4. Plan for ML limitations, design for feedback loop
It’s critical to design for cases where ML may not be helpful or make mistakes. In healthcare, this meant creating clear protocols for when the AI system’s diagnosis needed human verification and factoring this into designing the end to end journey. For cybersecurity, we tried to design features allowing users to provide feedback on false positives, helping to improve the system over time. For example we had an idea to detect all new emerging GenAI sites and communicate potential risk factors. Users could mark if the detected sites were right or wrong. It was simple and we thought this could be designed further to collect more useful feedback for the ML.
One widespread example of this is in Google ads’ “helpful” or “not helpful”. That is one way users can give their feedback and, I envision we will see more articulated feedback loops in various experiences in the near future. Designing a feedback loop that’s helpful for both users and ML algorithms is a huge area. Based on how the product is using the ML, what feedback and how to collect it varies.

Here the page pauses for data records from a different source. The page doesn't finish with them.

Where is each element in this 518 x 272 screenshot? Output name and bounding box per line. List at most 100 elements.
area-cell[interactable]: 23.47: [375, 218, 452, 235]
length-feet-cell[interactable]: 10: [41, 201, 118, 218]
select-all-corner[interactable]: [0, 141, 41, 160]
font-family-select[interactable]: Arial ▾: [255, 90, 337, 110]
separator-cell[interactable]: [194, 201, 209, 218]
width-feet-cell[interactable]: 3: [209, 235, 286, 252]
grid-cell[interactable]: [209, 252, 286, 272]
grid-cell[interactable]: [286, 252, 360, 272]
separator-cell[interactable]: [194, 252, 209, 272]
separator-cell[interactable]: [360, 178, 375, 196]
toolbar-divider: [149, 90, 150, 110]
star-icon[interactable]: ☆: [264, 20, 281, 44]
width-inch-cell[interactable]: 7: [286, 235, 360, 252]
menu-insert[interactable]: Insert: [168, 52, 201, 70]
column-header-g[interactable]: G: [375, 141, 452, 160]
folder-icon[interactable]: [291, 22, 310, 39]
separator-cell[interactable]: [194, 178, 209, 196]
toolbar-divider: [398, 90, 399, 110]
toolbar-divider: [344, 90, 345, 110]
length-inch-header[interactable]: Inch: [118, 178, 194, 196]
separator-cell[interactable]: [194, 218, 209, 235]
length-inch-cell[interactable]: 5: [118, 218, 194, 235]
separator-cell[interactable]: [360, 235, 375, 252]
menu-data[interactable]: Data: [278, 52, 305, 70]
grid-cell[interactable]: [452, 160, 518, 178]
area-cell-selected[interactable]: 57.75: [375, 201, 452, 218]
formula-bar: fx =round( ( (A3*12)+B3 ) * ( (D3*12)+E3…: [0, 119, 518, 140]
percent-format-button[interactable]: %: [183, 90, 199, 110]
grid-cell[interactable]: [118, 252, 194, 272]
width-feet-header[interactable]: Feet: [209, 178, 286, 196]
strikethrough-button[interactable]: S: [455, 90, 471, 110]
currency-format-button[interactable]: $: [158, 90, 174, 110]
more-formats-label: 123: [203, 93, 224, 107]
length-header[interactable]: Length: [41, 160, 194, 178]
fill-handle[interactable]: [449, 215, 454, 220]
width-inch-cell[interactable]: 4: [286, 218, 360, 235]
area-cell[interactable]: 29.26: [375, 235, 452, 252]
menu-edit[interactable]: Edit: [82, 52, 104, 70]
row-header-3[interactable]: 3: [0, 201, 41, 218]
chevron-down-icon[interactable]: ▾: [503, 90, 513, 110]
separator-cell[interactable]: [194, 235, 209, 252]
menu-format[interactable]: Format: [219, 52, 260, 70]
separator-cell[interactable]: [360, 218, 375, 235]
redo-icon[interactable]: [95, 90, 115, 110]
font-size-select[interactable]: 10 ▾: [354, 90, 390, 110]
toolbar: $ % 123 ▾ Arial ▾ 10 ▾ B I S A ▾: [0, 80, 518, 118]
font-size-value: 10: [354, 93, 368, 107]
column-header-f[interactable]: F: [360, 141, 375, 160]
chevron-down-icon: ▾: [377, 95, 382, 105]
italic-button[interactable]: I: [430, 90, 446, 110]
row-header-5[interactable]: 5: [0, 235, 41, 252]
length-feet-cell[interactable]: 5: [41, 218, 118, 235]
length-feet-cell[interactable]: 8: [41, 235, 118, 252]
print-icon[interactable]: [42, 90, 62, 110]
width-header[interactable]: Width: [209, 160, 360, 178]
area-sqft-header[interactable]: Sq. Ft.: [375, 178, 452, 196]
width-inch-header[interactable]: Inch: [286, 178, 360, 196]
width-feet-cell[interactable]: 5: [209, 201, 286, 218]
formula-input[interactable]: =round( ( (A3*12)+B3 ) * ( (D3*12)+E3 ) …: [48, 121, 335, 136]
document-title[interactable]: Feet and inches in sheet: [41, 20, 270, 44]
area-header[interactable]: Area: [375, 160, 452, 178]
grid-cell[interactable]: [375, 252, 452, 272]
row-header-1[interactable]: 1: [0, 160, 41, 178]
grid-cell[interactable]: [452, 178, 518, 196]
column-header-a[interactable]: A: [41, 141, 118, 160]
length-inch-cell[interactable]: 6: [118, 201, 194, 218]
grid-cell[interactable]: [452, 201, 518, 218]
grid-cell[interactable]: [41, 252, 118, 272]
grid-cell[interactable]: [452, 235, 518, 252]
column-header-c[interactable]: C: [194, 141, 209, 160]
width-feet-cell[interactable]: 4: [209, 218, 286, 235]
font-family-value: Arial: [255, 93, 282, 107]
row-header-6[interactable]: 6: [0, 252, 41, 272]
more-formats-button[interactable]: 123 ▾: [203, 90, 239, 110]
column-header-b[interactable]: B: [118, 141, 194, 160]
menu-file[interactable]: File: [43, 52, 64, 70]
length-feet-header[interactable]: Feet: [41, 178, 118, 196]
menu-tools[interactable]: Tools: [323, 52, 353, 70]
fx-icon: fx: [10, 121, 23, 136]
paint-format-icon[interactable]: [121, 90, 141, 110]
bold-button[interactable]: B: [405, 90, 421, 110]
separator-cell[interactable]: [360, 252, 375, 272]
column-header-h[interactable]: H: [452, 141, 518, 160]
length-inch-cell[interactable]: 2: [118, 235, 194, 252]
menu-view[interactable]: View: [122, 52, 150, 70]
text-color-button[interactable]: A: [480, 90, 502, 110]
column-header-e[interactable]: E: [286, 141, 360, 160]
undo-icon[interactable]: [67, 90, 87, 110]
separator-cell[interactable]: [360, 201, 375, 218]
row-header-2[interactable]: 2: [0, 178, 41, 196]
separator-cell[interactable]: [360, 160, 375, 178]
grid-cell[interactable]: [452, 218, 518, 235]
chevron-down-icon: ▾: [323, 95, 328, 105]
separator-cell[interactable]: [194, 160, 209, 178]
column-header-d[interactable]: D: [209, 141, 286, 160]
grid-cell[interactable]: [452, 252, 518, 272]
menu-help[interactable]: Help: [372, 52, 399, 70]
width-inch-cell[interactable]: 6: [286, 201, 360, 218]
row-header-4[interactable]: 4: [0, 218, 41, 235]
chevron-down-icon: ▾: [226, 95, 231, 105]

5. Communicate ML factors to users
In order to build trust in a product, first users need to get to know it and have some comfortability with how it works. Explaining, even at a high level, the factors an ML system uses to make decisions helps build this trust. At Edge, we built a cyber security product aimed to help companies to defend against evolving threats with risk and behavior-based security built for today — where everything is on cloud and people are working from home, office, and everywhere. One part of the solution was to show which users are at high risk or medium risk, something that our ML algorithms were calculating in real time. At first users said that what they see is helpful, but they wanted to know how that information was obtained. We provided high-level explanations of the behavioral factors (e.g. MFA disabled, Device posture, abnormal location, etc) used to determine risk in the product, which users found very helpful in understanding and trusting the system’s assessments.
6. Ask questions throughout the process to your team
Designing ML-powered products often involves working with complex, cutting-edge technologies. Don’t hesitate to seek clarification on technical aspects or process questions. We are experts in the process called UX design, and when we can understand the goals and technical capabilities and limitations, we can shine with our trained process. In my experience, this open communication not only improved my understanding but often led to valuable discussions that benefited the entire team.
Conclusion
While ML and AI offer powerful capabilities, they are just one part of a solution. Successful ML-powered products require intentionally designed user experiences that truly meet human needs.
As the field of AI and ML continues to evolve rapidly, so too will the best practices for designing these systems. I believe staying curious, asking questions, defining the problem, and continuing to put the user first will be key to creating successful ML-powered products in the future.
I hope these lessons provide some insights for those interested in creating experiences with AI. I look forward to applying these findings in my future projects and continuing to discover new lessons in designing experiences in the era of AI.